A group of scientists from the Institute for advanced study in Toulouse, Harvard University, the University of Exeter and the University of California came up with a theory to explain the low growth of pygmies living in the jungle. In his article, published in the Proceedings of the Royal society B, scientists have suggested that shorter steps make the lower people, have an evolutionary advantage for life in the jungle.

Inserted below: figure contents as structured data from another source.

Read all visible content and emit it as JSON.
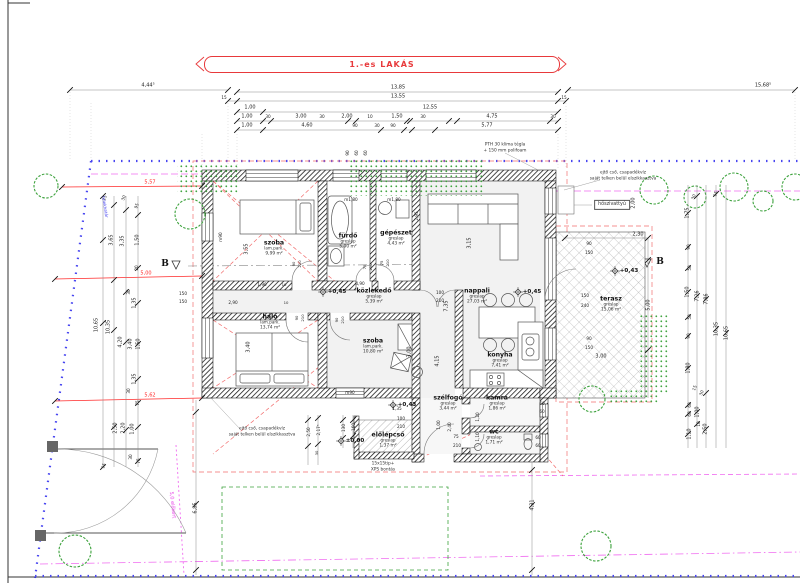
{
  "title": {
    "text": "1.-es LAKÁS"
  },
  "colors": {
    "red": "#e8393b",
    "dim_red": "#ff2a2a",
    "blue": "#4846f0",
    "magenta": "#e743e7",
    "green": "#3da23d",
    "ink": "#222"
  },
  "rooms": [
    {
      "name": "szoba",
      "finish": "lam.park.",
      "area": "9,99 m²",
      "x": 274,
      "y": 248
    },
    {
      "name": "fürdő",
      "finish": "greslap",
      "area": "5,90 m²",
      "x": 348,
      "y": 241
    },
    {
      "name": "gépészet",
      "finish": "greslap",
      "area": "4,43 m²",
      "x": 396,
      "y": 238
    },
    {
      "name": "nappali",
      "finish": "greslap",
      "area": "27,03 m²",
      "x": 477,
      "y": 296
    },
    {
      "name": "közlekedő",
      "finish": "greslap",
      "area": "5,39 m²",
      "x": 374,
      "y": 296
    },
    {
      "name": "háló",
      "finish": "lam.park.",
      "area": "13,74 m²",
      "x": 270,
      "y": 322
    },
    {
      "name": "szoba",
      "finish": "lam.park.",
      "area": "10,80 m²",
      "x": 373,
      "y": 346
    },
    {
      "name": "konyha",
      "finish": "greslap",
      "area": "7,41 m²",
      "x": 500,
      "y": 360
    },
    {
      "name": "terasz",
      "finish": "greslap",
      "area": "15,06 m²",
      "x": 611,
      "y": 304
    },
    {
      "name": "szélfogó",
      "finish": "greslap",
      "area": "3,44 m²",
      "x": 448,
      "y": 403
    },
    {
      "name": "kamra",
      "finish": "greslap",
      "area": "1,86 m²",
      "x": 497,
      "y": 403
    },
    {
      "name": "wc",
      "finish": "greslap",
      "area": "1,71 m²",
      "x": 494,
      "y": 437
    },
    {
      "name": "előlépcső",
      "finish": "greslap",
      "area": "1,37 m²",
      "x": 388,
      "y": 440
    }
  ],
  "levels": [
    {
      "t": "+0,45",
      "x": 337,
      "y": 292
    },
    {
      "t": "+0,45",
      "x": 532,
      "y": 292
    },
    {
      "t": "+0,43",
      "x": 629,
      "y": 271
    },
    {
      "t": "+0,43",
      "x": 407,
      "y": 405
    },
    {
      "t": "±0,00",
      "x": 355,
      "y": 441
    }
  ],
  "section_markers": [
    {
      "t": "B",
      "x": 165,
      "y": 264
    },
    {
      "t": "B",
      "x": 660,
      "y": 262
    }
  ],
  "notes": [
    {
      "lines": [
        "PTH 30 klíma tégla",
        "+ 150 mm polifoam"
      ],
      "x": 505,
      "y": 148
    },
    {
      "lines": [
        "ejtő cső, csapadékvíz",
        "saját telken belül elszikkasztva"
      ],
      "x": 623,
      "y": 176
    },
    {
      "lines": [
        "ejtő cső, csapadékvíz",
        "saját telken belül elszikkasztva"
      ],
      "x": 262,
      "y": 432
    },
    {
      "lines": [
        "hőszivattyú"
      ],
      "x": 612,
      "y": 205,
      "boxed": true
    },
    {
      "lines": [
        "15x15tip+",
        "XPS bontás"
      ],
      "x": 383,
      "y": 467
    },
    {
      "lines": [
        "5,0 előkert"
      ],
      "x": 172,
      "y": 505,
      "c": "magenta",
      "r": 84,
      "s": 5
    },
    {
      "lines": [
        "telekhatár"
      ],
      "x": 105,
      "y": 207,
      "c": "blue",
      "r": 81,
      "s": 4.2
    }
  ],
  "dims": [
    {
      "t": "4,44⁵",
      "x": 148,
      "y": 86
    },
    {
      "t": "13,85",
      "x": 398,
      "y": 88
    },
    {
      "t": "15,68⁵",
      "x": 763,
      "y": 86
    },
    {
      "t": "15",
      "x": 224,
      "y": 98,
      "s": 4.2
    },
    {
      "t": "13,55",
      "x": 398,
      "y": 97
    },
    {
      "t": "15",
      "x": 564,
      "y": 98,
      "s": 4.2
    },
    {
      "t": "1,00",
      "x": 250,
      "y": 108
    },
    {
      "t": "12,55",
      "x": 430,
      "y": 108
    },
    {
      "t": "1,00",
      "x": 247,
      "y": 117
    },
    {
      "t": "30",
      "x": 268,
      "y": 117,
      "s": 4.2
    },
    {
      "t": "3,00",
      "x": 301,
      "y": 117
    },
    {
      "t": "30",
      "x": 322,
      "y": 117,
      "s": 4.2
    },
    {
      "t": "2,00",
      "x": 347,
      "y": 117
    },
    {
      "t": "10",
      "x": 370,
      "y": 117,
      "s": 4.2
    },
    {
      "t": "1,50",
      "x": 397,
      "y": 117
    },
    {
      "t": "30",
      "x": 423,
      "y": 117,
      "s": 4.2
    },
    {
      "t": "4,75",
      "x": 492,
      "y": 117
    },
    {
      "t": "30",
      "x": 553,
      "y": 117,
      "s": 4.2
    },
    {
      "t": "1,00",
      "x": 247,
      "y": 126
    },
    {
      "t": "4,60",
      "x": 307,
      "y": 126
    },
    {
      "t": "90",
      "x": 355,
      "y": 126,
      "s": 4.2
    },
    {
      "t": "30",
      "x": 377,
      "y": 126,
      "s": 4.2
    },
    {
      "t": "90",
      "x": 393,
      "y": 126,
      "s": 4.2
    },
    {
      "t": "5,77",
      "x": 487,
      "y": 126
    },
    {
      "t": "15",
      "x": 105,
      "y": 198,
      "r": -70,
      "s": 4.2
    },
    {
      "t": "30",
      "x": 124,
      "y": 198,
      "r": -70,
      "s": 4.2
    },
    {
      "t": "95",
      "x": 137,
      "y": 206,
      "r": -70,
      "s": 4.2
    },
    {
      "t": "3,65",
      "x": 112,
      "y": 240,
      "r": -90
    },
    {
      "t": "3,35",
      "x": 123,
      "y": 241,
      "r": -90
    },
    {
      "t": "1,50",
      "x": 138,
      "y": 240,
      "r": -90
    },
    {
      "t": "20",
      "x": 137,
      "y": 268,
      "r": -90,
      "s": 4.2
    },
    {
      "t": "30",
      "x": 129,
      "y": 292,
      "r": -90,
      "s": 4.2
    },
    {
      "t": "1,35",
      "x": 135,
      "y": 303,
      "r": -90
    },
    {
      "t": "10,65",
      "x": 97,
      "y": 325,
      "r": -90
    },
    {
      "t": "10,35",
      "x": 109,
      "y": 327,
      "r": -90
    },
    {
      "t": "4,20",
      "x": 121,
      "y": 342,
      "r": -90
    },
    {
      "t": "3,40",
      "x": 131,
      "y": 344,
      "r": -90
    },
    {
      "t": "1,50",
      "x": 139,
      "y": 344,
      "r": -90
    },
    {
      "t": "1,35",
      "x": 135,
      "y": 379,
      "r": -90
    },
    {
      "t": "30",
      "x": 129,
      "y": 391,
      "r": -90,
      "s": 4.2
    },
    {
      "t": "75",
      "x": 138,
      "y": 403,
      "r": -90,
      "s": 4.2
    },
    {
      "t": "2,50",
      "x": 116,
      "y": 428,
      "r": -90
    },
    {
      "t": "2,20",
      "x": 124,
      "y": 428,
      "r": -90
    },
    {
      "t": "1,00",
      "x": 133,
      "y": 429,
      "r": -90
    },
    {
      "t": "30",
      "x": 131,
      "y": 457,
      "r": -90,
      "s": 4.2
    },
    {
      "t": "75",
      "x": 139,
      "y": 461,
      "r": -90,
      "s": 4.2
    },
    {
      "t": "15",
      "x": 104,
      "y": 466,
      "r": -70,
      "s": 4.2
    },
    {
      "t": "30",
      "x": 694,
      "y": 197,
      "r": -70,
      "s": 4.2
    },
    {
      "t": "15",
      "x": 716,
      "y": 194,
      "r": -70,
      "s": 4.2
    },
    {
      "t": "1,75",
      "x": 688,
      "y": 213,
      "r": -90
    },
    {
      "t": "90",
      "x": 689,
      "y": 247,
      "r": -90,
      "s": 4.2
    },
    {
      "t": "50",
      "x": 690,
      "y": 268,
      "r": -90,
      "s": 4.2
    },
    {
      "t": "1,50",
      "x": 688,
      "y": 292,
      "r": -90
    },
    {
      "t": "7,26",
      "x": 698,
      "y": 296,
      "r": -90
    },
    {
      "t": "7,86",
      "x": 707,
      "y": 299,
      "r": -90
    },
    {
      "t": "50",
      "x": 690,
      "y": 317,
      "r": -90,
      "s": 4.2
    },
    {
      "t": "90",
      "x": 689,
      "y": 336,
      "r": -90,
      "s": 4.2
    },
    {
      "t": "10,35",
      "x": 717,
      "y": 329,
      "r": -90
    },
    {
      "t": "10,65",
      "x": 727,
      "y": 333,
      "r": -90
    },
    {
      "t": "1,80",
      "x": 689,
      "y": 368,
      "r": -90
    },
    {
      "t": "15",
      "x": 695,
      "y": 388,
      "r": -70,
      "s": 4.2
    },
    {
      "t": "30",
      "x": 702,
      "y": 393,
      "r": -70,
      "s": 4.2
    },
    {
      "t": "60",
      "x": 690,
      "y": 405,
      "r": -90,
      "s": 4.2
    },
    {
      "t": "60",
      "x": 690,
      "y": 414,
      "r": -90,
      "s": 4.2
    },
    {
      "t": "1,00",
      "x": 698,
      "y": 412,
      "r": -90
    },
    {
      "t": "10",
      "x": 699,
      "y": 424,
      "r": -90,
      "s": 4.2
    },
    {
      "t": "1,10",
      "x": 690,
      "y": 434,
      "r": -90
    },
    {
      "t": "2,50",
      "x": 706,
      "y": 429,
      "r": -90
    },
    {
      "t": "90",
      "x": 348,
      "y": 153,
      "r": -90,
      "s": 4.2
    },
    {
      "t": "60",
      "x": 357,
      "y": 153,
      "r": -90,
      "s": 4.2
    },
    {
      "t": "60",
      "x": 366,
      "y": 153,
      "r": -90,
      "s": 4.2
    },
    {
      "t": "2,00",
      "x": 634,
      "y": 203,
      "r": -90
    },
    {
      "t": "2,30",
      "x": 638,
      "y": 235
    },
    {
      "t": "90",
      "x": 589,
      "y": 244,
      "s": 4.2
    },
    {
      "t": "150",
      "x": 589,
      "y": 253,
      "s": 4.2
    },
    {
      "t": "150",
      "x": 585,
      "y": 296,
      "s": 4.2
    },
    {
      "t": "240",
      "x": 585,
      "y": 306,
      "s": 4.2
    },
    {
      "t": "90",
      "x": 589,
      "y": 339,
      "s": 4.2
    },
    {
      "t": "150",
      "x": 589,
      "y": 348,
      "s": 4.2
    },
    {
      "t": "3,00",
      "x": 601,
      "y": 357
    },
    {
      "t": "5,00",
      "x": 649,
      "y": 305,
      "r": -90
    },
    {
      "t": "5,57",
      "x": 150,
      "y": 183,
      "c": "dim_red"
    },
    {
      "t": "5,00",
      "x": 146,
      "y": 274,
      "c": "dim_red"
    },
    {
      "t": "5,62",
      "x": 150,
      "y": 396,
      "c": "dim_red"
    },
    {
      "t": "m90",
      "x": 221,
      "y": 237,
      "r": -90,
      "s": 4.2
    },
    {
      "t": "3,55",
      "x": 247,
      "y": 249,
      "r": -90
    },
    {
      "t": "m1,80",
      "x": 351,
      "y": 200,
      "s": 4.2
    },
    {
      "t": "m1,80",
      "x": 394,
      "y": 200,
      "s": 4.2
    },
    {
      "t": "2,95",
      "x": 417,
      "y": 216,
      "r": -90,
      "s": 4.2
    },
    {
      "t": "3,15",
      "x": 470,
      "y": 243,
      "r": -90
    },
    {
      "t": "150",
      "x": 183,
      "y": 294,
      "s": 4.2
    },
    {
      "t": "150",
      "x": 183,
      "y": 302,
      "s": 4.2
    },
    {
      "t": "1,90",
      "x": 262,
      "y": 285,
      "s": 4.2
    },
    {
      "t": "10",
      "x": 284,
      "y": 285,
      "s": 3.8
    },
    {
      "t": "4,90",
      "x": 360,
      "y": 284,
      "s": 4.2
    },
    {
      "t": "2,90",
      "x": 233,
      "y": 303,
      "s": 4.2
    },
    {
      "t": "10",
      "x": 286,
      "y": 303,
      "s": 3.8
    },
    {
      "t": "90",
      "x": 294,
      "y": 264,
      "r": -90,
      "s": 3.8
    },
    {
      "t": "210",
      "x": 300,
      "y": 264,
      "r": -90,
      "s": 3.8
    },
    {
      "t": "75",
      "x": 365,
      "y": 267,
      "r": -90,
      "s": 3.8
    },
    {
      "t": "210",
      "x": 371,
      "y": 267,
      "r": -90,
      "s": 3.8
    },
    {
      "t": "75",
      "x": 382,
      "y": 263,
      "r": -90,
      "s": 3.8
    },
    {
      "t": "210",
      "x": 388,
      "y": 263,
      "r": -90,
      "s": 3.8
    },
    {
      "t": "90",
      "x": 297,
      "y": 318,
      "r": -90,
      "s": 3.8
    },
    {
      "t": "210",
      "x": 303,
      "y": 318,
      "r": -90,
      "s": 3.8
    },
    {
      "t": "90",
      "x": 337,
      "y": 320,
      "r": -90,
      "s": 3.8
    },
    {
      "t": "210",
      "x": 343,
      "y": 320,
      "r": -90,
      "s": 3.8
    },
    {
      "t": "100",
      "x": 440,
      "y": 293,
      "s": 4.2
    },
    {
      "t": "210",
      "x": 440,
      "y": 301,
      "s": 4.2
    },
    {
      "t": "7,35",
      "x": 447,
      "y": 306,
      "r": -90
    },
    {
      "t": "4,15",
      "x": 438,
      "y": 361,
      "r": -90
    },
    {
      "t": "3,40",
      "x": 249,
      "y": 347,
      "r": -90
    },
    {
      "t": "3,00",
      "x": 410,
      "y": 352,
      "r": -90
    },
    {
      "t": "m90",
      "x": 350,
      "y": 393,
      "s": 4.2
    },
    {
      "t": "1,00",
      "x": 439,
      "y": 425,
      "r": -90,
      "s": 4.2
    },
    {
      "t": "2,40",
      "x": 450,
      "y": 427,
      "r": -90,
      "s": 4.2
    },
    {
      "t": "1,20",
      "x": 478,
      "y": 417,
      "r": -90,
      "s": 4.2
    },
    {
      "t": "1,10",
      "x": 478,
      "y": 437,
      "r": -90,
      "s": 4.2
    },
    {
      "t": "1,35",
      "x": 397,
      "y": 409,
      "s": 4.2
    },
    {
      "t": "100",
      "x": 401,
      "y": 419,
      "s": 4.2
    },
    {
      "t": "210",
      "x": 401,
      "y": 427,
      "s": 4.2
    },
    {
      "t": "75",
      "x": 456,
      "y": 437,
      "s": 4.2
    },
    {
      "t": "210",
      "x": 457,
      "y": 446,
      "s": 4.2
    },
    {
      "t": "60",
      "x": 542,
      "y": 404,
      "s": 4.2
    },
    {
      "t": "60",
      "x": 542,
      "y": 412,
      "s": 4.2
    },
    {
      "t": "60",
      "x": 538,
      "y": 438,
      "s": 4.2
    },
    {
      "t": "60",
      "x": 538,
      "y": 446,
      "s": 4.2
    },
    {
      "t": "2,50",
      "x": 309,
      "y": 432,
      "r": -90,
      "s": 4.2
    },
    {
      "t": "2,17⁵",
      "x": 319,
      "y": 430,
      "r": -90,
      "s": 4.2
    },
    {
      "t": "30",
      "x": 317,
      "y": 453,
      "r": -90,
      "s": 3.8
    },
    {
      "t": "130",
      "x": 344,
      "y": 428,
      "r": -90,
      "s": 4.2
    },
    {
      "t": "160",
      "x": 354,
      "y": 427,
      "r": -90,
      "s": 4.2
    },
    {
      "t": "6,85",
      "x": 196,
      "y": 508,
      "r": -90
    },
    {
      "t": "4,31",
      "x": 533,
      "y": 505,
      "r": -90
    }
  ]
}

Scientists have been trying to explain the low growth of pygmies. Most of the pygmies got low growth, while staying in a tropical region, e.g. in Malaysia or the Amazon jungle. But why life in the jungle nature prefers low growth? Some have suggested that small body dissipates heat better, or cope better with high levels of humidity. But the truth is that nobody knows the true reasons. In the new work, the researchers decided to find the answer. First they came to the hypothesis and then conducted several experiments to test their ideas.
Why pygmies are so low.
The hypothesis was that the lower people are easier to walk in the dense jungle — tall people with longer steps hardly move in dense forests. To test this idea, scientists have built models that simulate the behavior of people of different height, wading through the jungle. Then they compared the finding with real people — watching and recording how the tall people and pygmies making my way Backstage of peninsular Malaysia and Timana in Bolivia.
Researchers report that as their model and their observations of the people who travel in the jungle, are consistent with the hypothesis: the lower the pygmies are much better made their way through the jungle and the reason for that was a shorter step length. Short steps allowed the pygmies to move through the dense undergrowth a lot faster.